New Hartford bill proposal: All housing development would include some affordable units

Since 2011 the preservation, rehabilitation, and creation of affordable housing has been a priority of Governor Malloy. The Connecticut Housing Finance Authority and, the Department of Housing have financed over 11,000 units of affordable rental housing, which has generated $119 million in state revenue and $1.8 billion in total economic activity, with private investment in the development of the housing exceeding $2 billion.

Local businesses both large and small, schools, and other governmental and non-governmental services rely on employees at all levels to be successful. Employees need a place to live. Affordable housing near employment is essential in attracting and maintaining a workforce.

In Connecticut, 49.1% of renters and 30% of homeowners are paying more than 30% of their income on housing. High housing costs are cited as the number one reason young people are moving out of Connecticut – but we are actively working to reverse that trend.

It is true—most of Fairfield County is well-developed and Darien is 99% developed. Too often we hear, “there is no room to build affordable housing,” though multifamily development proposals continue to be brought before planning and zoning commissions. Unfortunately, these proposals do not contain affordable housing units. Certainly, in a 70-unit proposed development, there is room to set aside some number of affordable units. Having all types of housing options — affordable rental, market rate rental, affordable homeownership, market rate homeownership — attracts a diverse demographic which creates vibrant, thriving communities.

For this reason, the Department of Housing proposed a statewide inclusionary zoning bill requiring a percentage of units in a newly created development to qualify as affordable housing. The bill will set criteria for each municipality by tying the requirement to the existing stock of affordable housing. This will ensure the housing needs are met for all municipal residents including working families, young professionals, and elderly individuals.

If adopted, Connecticut will be the first state in the nation to have statewide inclusionary zoning.
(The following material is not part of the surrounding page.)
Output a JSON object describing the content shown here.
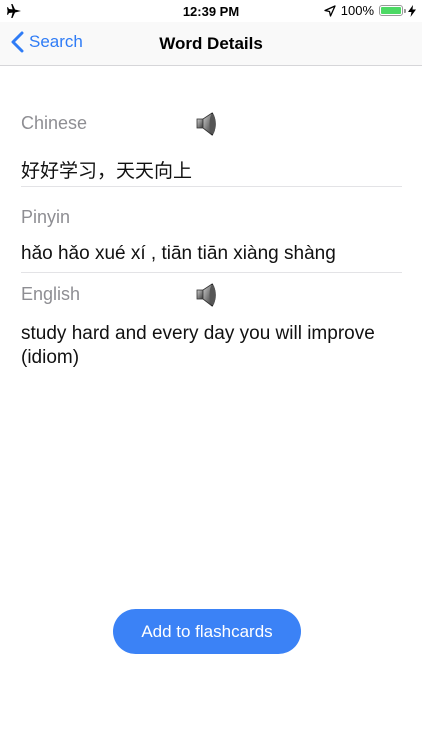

In 2017, Connecticut has much to be proud of on the housing front.  Since 2011, Connecticut has made unprecedented progress in the preservation, rehabilitation, and creation of affordable housing. We were the first state in the nation to end chronic veteran homelessness. We are one of three states to effectively end veteran homelessness, and the only state to have matched every chronically homeless individual with housing.  We’re working to end family and youth homelessness by 2020. To maintain this progress—to reach our goals over the next few years—we will need affordable housing units. To help individuals and families right here in our hometown, we will need affordable housing units.

We have a choice—to acknowledge the need for affordable housing that exists in every community, to acknowledge the role housing development plays in our economy and by making this choice we provide individuals and families who live here in our state, in our hometown, the opportunity to thrive by having an affordable place to call home. Simply said—everyone benefits.

Evonne M. Klein is the commissioner of the Connecticut Department of Housing. She served as Darien’s first selectman from 2003 to 2009.